GABRIEL GAMA
SÃO PAULO, SP (FOLHAPRESS)
A Casa dos Ventos está planejando lançar novos projetos de energia eólica no Brasil, que juntos somarão 1,5 GW (gigawatt), com início das operações previsto para o final de 2028. A empresa também está considerando expandir suas atividades em áreas menos afetadas pela redução na geração de energia, como o Rio Grande do Sul.
Lucas Araripe, diretor-executivo da Casa dos Ventos, afirma que a empresa mantém um ritmo forte de investimentos, mesmo diante do cenário desafiador nacional, onde várias empresas de energia renovável estão suspendendo seus aportes.
A maior parte da nova capacidade instalada deverá ficar na Bahia, com o restante distribuído por outros estados, segundo Araripe.
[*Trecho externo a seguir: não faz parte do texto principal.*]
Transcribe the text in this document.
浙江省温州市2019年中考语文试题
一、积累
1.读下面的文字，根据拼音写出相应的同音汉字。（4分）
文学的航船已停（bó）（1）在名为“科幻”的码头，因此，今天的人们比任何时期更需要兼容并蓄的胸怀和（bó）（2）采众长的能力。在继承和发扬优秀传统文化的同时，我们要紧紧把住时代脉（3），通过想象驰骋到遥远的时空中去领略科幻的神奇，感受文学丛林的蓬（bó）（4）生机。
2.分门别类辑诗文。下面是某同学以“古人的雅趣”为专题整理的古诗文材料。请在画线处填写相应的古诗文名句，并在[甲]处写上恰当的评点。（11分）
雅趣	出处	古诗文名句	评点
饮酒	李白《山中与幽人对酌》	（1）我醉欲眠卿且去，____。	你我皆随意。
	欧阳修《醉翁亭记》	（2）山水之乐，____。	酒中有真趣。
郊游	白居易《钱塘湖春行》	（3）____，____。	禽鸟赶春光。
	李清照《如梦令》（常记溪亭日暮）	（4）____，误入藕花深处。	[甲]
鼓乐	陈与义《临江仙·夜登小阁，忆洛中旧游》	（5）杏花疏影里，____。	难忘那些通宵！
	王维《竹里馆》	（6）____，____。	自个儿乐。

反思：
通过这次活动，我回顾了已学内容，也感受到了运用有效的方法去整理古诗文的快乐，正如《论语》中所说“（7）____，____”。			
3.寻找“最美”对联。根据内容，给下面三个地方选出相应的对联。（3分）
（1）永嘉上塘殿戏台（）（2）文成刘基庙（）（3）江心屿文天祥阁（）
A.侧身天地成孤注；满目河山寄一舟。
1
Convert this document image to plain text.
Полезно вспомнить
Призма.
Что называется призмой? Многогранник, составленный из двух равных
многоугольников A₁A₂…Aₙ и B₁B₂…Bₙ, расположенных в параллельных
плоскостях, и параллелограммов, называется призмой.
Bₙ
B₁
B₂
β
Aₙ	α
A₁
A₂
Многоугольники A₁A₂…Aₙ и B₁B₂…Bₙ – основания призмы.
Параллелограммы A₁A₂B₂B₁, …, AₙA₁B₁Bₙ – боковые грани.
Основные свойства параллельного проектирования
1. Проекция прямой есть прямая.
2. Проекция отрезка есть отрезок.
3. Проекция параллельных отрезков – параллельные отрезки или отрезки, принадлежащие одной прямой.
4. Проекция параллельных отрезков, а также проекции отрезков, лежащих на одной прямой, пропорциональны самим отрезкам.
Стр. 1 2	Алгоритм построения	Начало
Atualmente, a Casa dos Ventos possui 4,3 GW em operação comercial e está finalizando dois complexos solares em Mato Grosso do Sul: Seriemas e Rio Brilhante. Também planeja construir usinas que somarão mais 2,1 GW, incluindo duas eólicas, no Piauí e Ceará, e uma solar em Mato Grosso do Sul.
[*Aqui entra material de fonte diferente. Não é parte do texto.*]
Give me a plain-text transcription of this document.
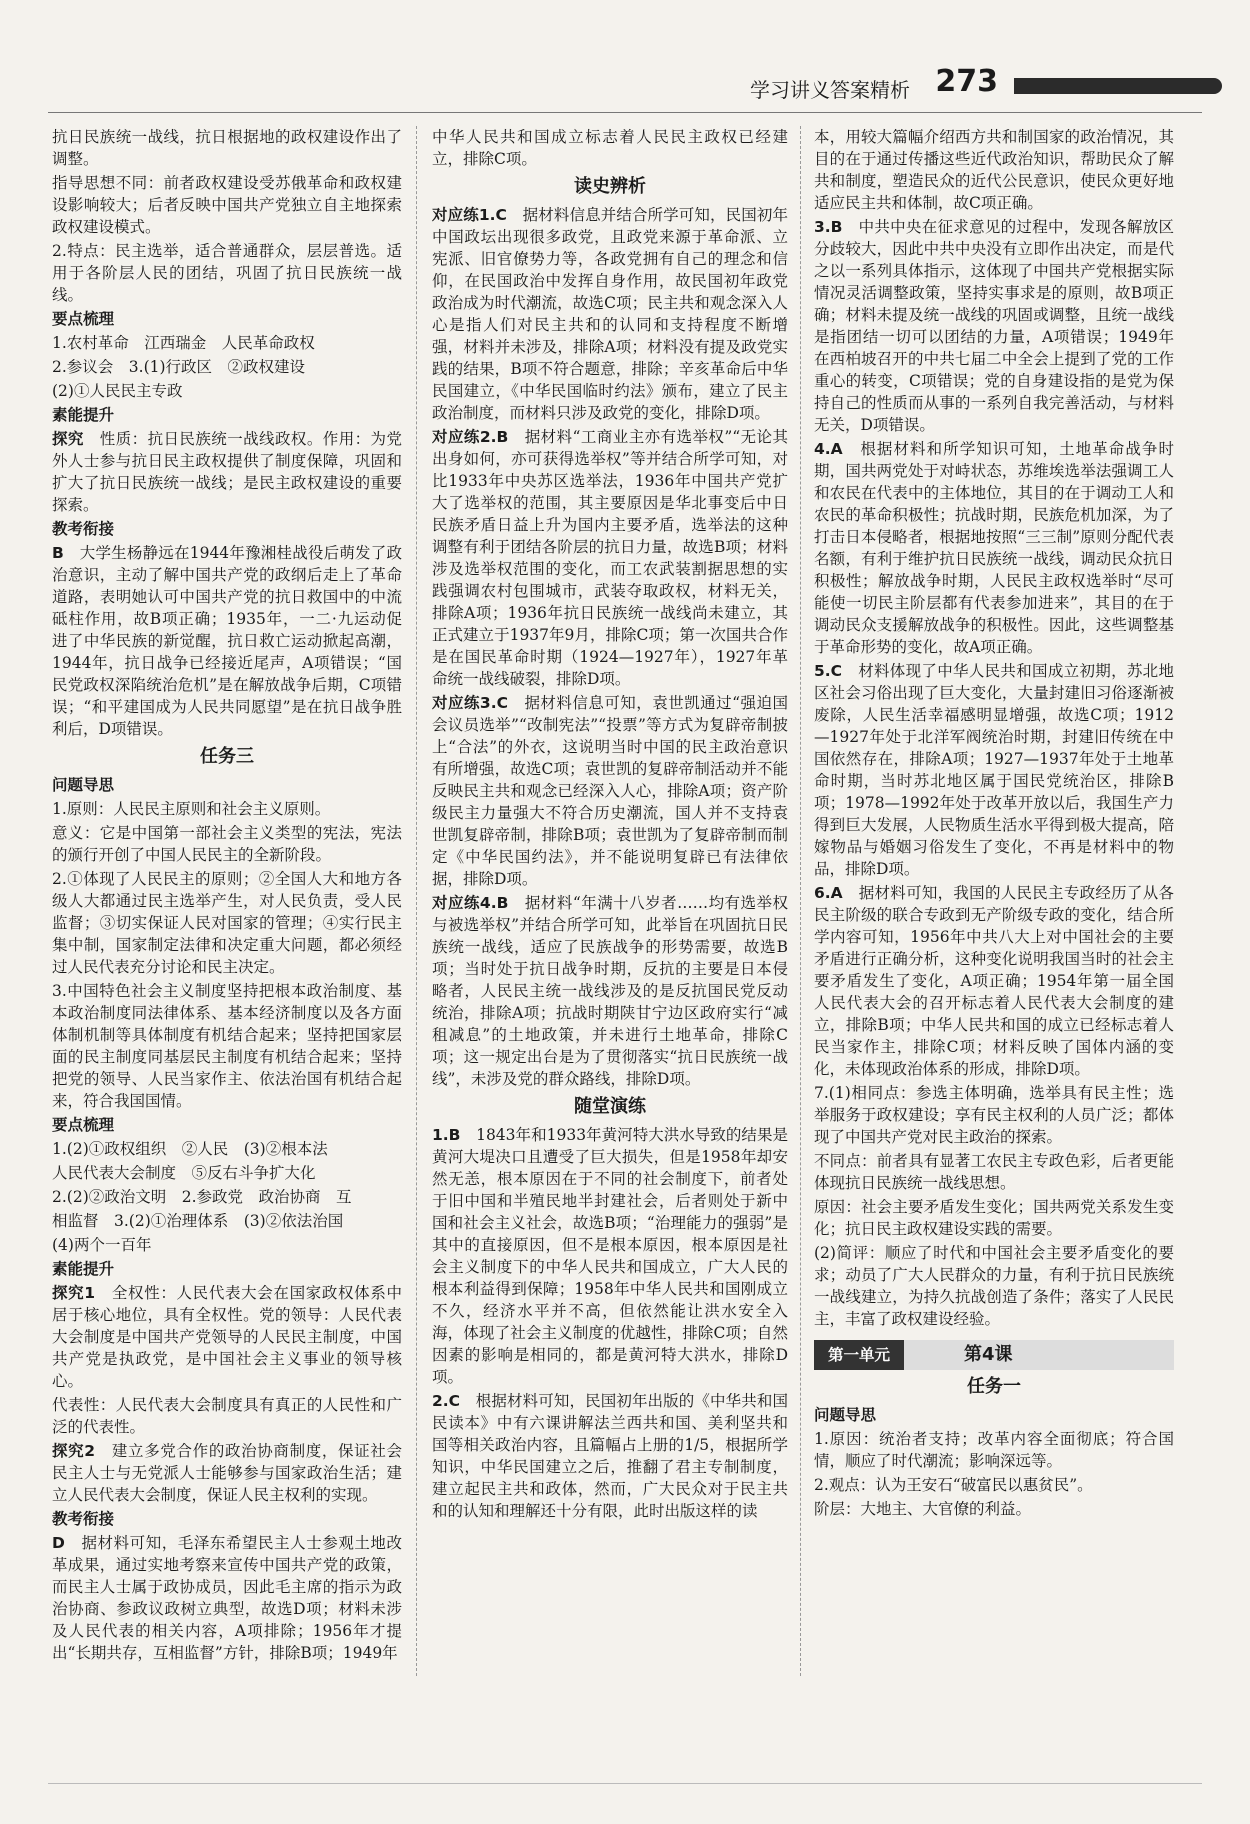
学习讲义答案精析 273

抗日民族统一战线，抗日根据地的政权建设作出了调整。

指导思想不同：前者政权建设受苏俄革命和政权建设影响较大；后者反映中国共产党独立自主地探索政权建设模式。

2.特点：民主选举，适合普通群众，层层普选。适用于各阶层人民的团结，巩固了抗日民族统一战线。

要点梳理

1.农村革命　江西瑞金　人民革命政权

2.参议会　3.(1)行政区　②政权建设

(2)①人民民主专政

素能提升

探究　 性质：抗日民族统一战线政权。作用：为党外人士参与抗日民主政权提供了制度保障，巩固和扩大了抗日民族统一战线；是民主政权建设的重要探索。

教考衔接

B　 大学生杨静远在1944年豫湘桂战役后萌发了政治意识，主动了解中国共产党的政纲后走上了革命道路，表明她认可中国共产党的抗日救国中的中流砥柱作用，故B项正确；1935年，一二·九运动促进了中华民族的新觉醒，抗日救亡运动掀起高潮，1944年，抗日战争已经接近尾声，A项错误；“国民党政权深陷统治危机”是在解放战争后期，C项错误；“和平建国成为人民共同愿望”是在抗日战争胜利后，D项错误。

任务三

问题导思

1.原则：人民民主原则和社会主义原则。

意义：它是中国第一部社会主义类型的宪法，宪法的颁行开创了中国人民民主的全新阶段。

2.①体现了人民民主的原则；②全国人大和地方各级人大都通过民主选举产生，对人民负责，受人民监督；③切实保证人民对国家的管理；④实行民主集中制，国家制定法律和决定重大问题，都必须经过人民代表充分讨论和民主决定。

3.中国特色社会主义制度坚持把根本政治制度、基本政治制度同法律体系、基本经济制度以及各方面体制机制等具体制度有机结合起来；坚持把国家层面的民主制度同基层民主制度有机结合起来；坚持把党的领导、人民当家作主、依法治国有机结合起来，符合我国国情。

要点梳理

1.(2)①政权组织　②人民　(3)②根本法

人民代表大会制度　⑤反右斗争扩大化

2.(2)②政治文明　2.参政党　政治协商　互

相监督　3.(2)①治理体系　(3)②依法治国

(4)两个一百年

素能提升

探究1　 全权性：人民代表大会在国家政权体系中居于核心地位，具有全权性。党的领导：人民代表大会制度是中国共产党领导的人民民主制度，中国共产党是执政党，是中国社会主义事业的领导核心。

代表性：人民代表大会制度具有真正的人民性和广泛的代表性。

探究2　 建立多党合作的政治协商制度，保证社会民主人士与无党派人士能够参与国家政治生活；建立人民代表大会制度，保证人民主权利的实现。

教考衔接

D　 据材料可知，毛泽东希望民主人士参观土地改革成果，通过实地考察来宣传中国共产党的政策，而民主人士属于政协成员，因此毛主席的指示为政治协商、参政议政树立典型，故选D项；材料未涉及人民代表的相关内容，A项排除；1956年才提出“长期共存，互相监督”方针，排除B项；1949年

中华人民共和国成立标志着人民民主政权已经建立，排除C项。

读史辨析

对应练1.C　 据材料信息并结合所学可知，民国初年中国政坛出现很多政党，且政党来源于革命派、立宪派、旧官僚势力等，各政党拥有自己的理念和信仰，在民国政治中发挥自身作用，故民国初年政党政治成为时代潮流，故选C项；民主共和观念深入人心是指人们对民主共和的认同和支持程度不断增强，材料并未涉及，排除A项；材料没有提及政党实践的结果，B项不符合题意，排除；辛亥革命后中华民国建立，《中华民国临时约法》颁布，建立了民主政治制度，而材料只涉及政党的变化，排除D项。

对应练2.B　 据材料“工商业主亦有选举权”“无论其出身如何，亦可获得选举权”等并结合所学可知，对比1933年中央苏区选举法，1936年中国共产党扩大了选举权的范围，其主要原因是华北事变后中日民族矛盾日益上升为国内主要矛盾，选举法的这种调整有利于团结各阶层的抗日力量，故选B项；材料涉及选举权范围的变化，而工农武装割据思想的实践强调农村包围城市，武装夺取政权，材料无关，排除A项；1936年抗日民族统一战线尚未建立，其正式建立于1937年9月，排除C项；第一次国共合作是在国民革命时期（1924—1927年），1927年革命统一战线破裂，排除D项。

对应练3.C　 据材料信息可知，袁世凯通过“强迫国会议员选举”“改制宪法”“投票”等方式为复辟帝制披上“合法”的外衣，这说明当时中国的民主政治意识有所增强，故选C项；袁世凯的复辟帝制活动并不能反映民主共和观念已经深入人心，排除A项；资产阶级民主力量强大不符合历史潮流，国人并不支持袁世凯复辟帝制，排除B项；袁世凯为了复辟帝制而制定《中华民国约法》，并不能说明复辟已有法律依据，排除D项。

对应练4.B　 据材料“年满十八岁者……均有选举权与被选举权”并结合所学可知，此举旨在巩固抗日民族统一战线，适应了民族战争的形势需要，故选B项；当时处于抗日战争时期，反抗的主要是日本侵略者，人民民主统一战线涉及的是反抗国民党反动统治，排除A项；抗战时期陕甘宁边区政府实行“减租减息”的土地政策，并未进行土地革命，排除C项；这一规定出台是为了贯彻落实“抗日民族统一战线”，未涉及党的群众路线，排除D项。

随堂演练

1.B　 1843年和1933年黄河特大洪水导致的结果是黄河大堤决口且遭受了巨大损失，但是1958年却安然无恙，根本原因在于不同的社会制度下，前者处于旧中国和半殖民地半封建社会，后者则处于新中国和社会主义社会，故选B项；“治理能力的强弱”是其中的直接原因，但不是根本原因，根本原因是社会主义制度下的中华人民共和国成立，广大人民的根本利益得到保障；1958年中华人民共和国刚成立不久，经济水平并不高，但依然能让洪水安全入海，体现了社会主义制度的优越性，排除C项；自然因素的影响是相同的，都是黄河特大洪水，排除D项。

2.C　 根据材料可知，民国初年出版的《中华共和国民读本》中有六课讲解法兰西共和国、美利坚共和国等相关政治内容，且篇幅占上册的1/5，根据所学知识，中华民国建立之后，推翻了君主专制制度，建立起民主共和政体，然而，广大民众对于民主共和的认知和理解还十分有限，此时出版这样的读

本，用较大篇幅介绍西方共和制国家的政治情况，其目的在于通过传播这些近代政治知识，帮助民众了解共和制度，塑造民众的近代公民意识，使民众更好地适应民主共和体制，故C项正确。

3.B　 中共中央在征求意见的过程中，发现各解放区分歧较大，因此中共中央没有立即作出决定，而是代之以一系列具体指示，这体现了中国共产党根据实际情况灵活调整政策，坚持实事求是的原则，故B项正确；材料未提及统一战线的巩固或调整，且统一战线是指团结一切可以团结的力量，A项错误；1949年在西柏坡召开的中共七届二中全会上提到了党的工作重心的转变，C项错误；党的自身建设指的是党为保持自己的性质而从事的一系列自我完善活动，与材料无关，D项错误。

4.A　 根据材料和所学知识可知，土地革命战争时期，国共两党处于对峙状态，苏维埃选举法强调工人和农民在代表中的主体地位，其目的在于调动工人和农民的革命积极性；抗战时期，民族危机加深，为了打击日本侵略者，根据地按照“三三制”原则分配代表名额，有利于维护抗日民族统一战线，调动民众抗日积极性；解放战争时期，人民民主政权选举时“尽可能使一切民主阶层都有代表参加进来”，其目的在于调动民众支援解放战争的积极性。因此，这些调整基于革命形势的变化，故A项正确。

5.C　 材料体现了中华人民共和国成立初期，苏北地区社会习俗出现了巨大变化，大量封建旧习俗逐渐被废除，人民生活幸福感明显增强，故选C项；1912—1927年处于北洋军阀统治时期，封建旧传统在中国依然存在，排除A项；1927—1937年处于土地革命时期，当时苏北地区属于国民党统治区，排除B项；1978—1992年处于改革开放以后，我国生产力得到巨大发展，人民物质生活水平得到极大提高，陪嫁物品与婚姻习俗发生了变化，不再是材料中的物品，排除D项。

6.A　 据材料可知，我国的人民民主专政经历了从各民主阶级的联合专政到无产阶级专政的变化，结合所学内容可知，1956年中共八大上对中国社会的主要矛盾进行正确分析，这种变化说明我国当时的社会主要矛盾发生了变化，A项正确；1954年第一届全国人民代表大会的召开标志着人民代表大会制度的建立，排除B项；中华人民共和国的成立已经标志着人民当家作主，排除C项；材料反映了国体内涵的变化，未体现政治体系的形成，排除D项。

7.(1)相同点：参选主体明确，选举具有民主性；选举服务于政权建设；享有民主权利的人员广泛；都体现了中国共产党对民主政治的探索。

不同点：前者具有显著工农民主专政色彩，后者更能体现抗日民族统一战线思想。

原因：社会主要矛盾发生变化；国共两党关系发生变化；抗日民主政权建设实践的需要。

(2)简评：顺应了时代和中国社会主要矛盾变化的要求；动员了广大人民群众的力量，有利于抗日民族统一战线建立，为持久抗战创造了条件；落实了人民民主，丰富了政权建设经验。

第一单元	第4课
任务一

问题导思

1.原因：统治者支持；改革内容全面彻底；符合国情，顺应了时代潮流；影响深远等。

2.观点：认为王安石“破富民以惠贫民”。

阶层：大地主、大官僚的利益。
Araripe projeta que a empresa alcançará 6,4 GW de capacidade instalada até o início de 2028, e chegará a 11 GW até 2030.
Segundo o executivo, isso coloca a Casa dos Ventos na liderança entre as empresas especialistas em energia solar e eólica, e no caminho para se tornar a maior plataforma exclusivamente renovável do Brasil.
A TotalEnergies possui 34% da empresa, o que contribui para um custo de captação de dívida mais competitivo para a Casa dos Ventos.
Araripe destaca que essa parceria traz vantagens competitivas e ajuda a empresa a ser proativa no mercado para gerar demanda e crescer continuamente.
Um dos focos da estratégia da Casa dos Ventos são os data centers. Em maio, fechou acordo com a Omnia, do Patria Investimentos, para fornecer energia para o data center da ByteDance, dona do TikTok, no Ceará. A empresa também busca novas parcerias com outras companhias de tecnologia.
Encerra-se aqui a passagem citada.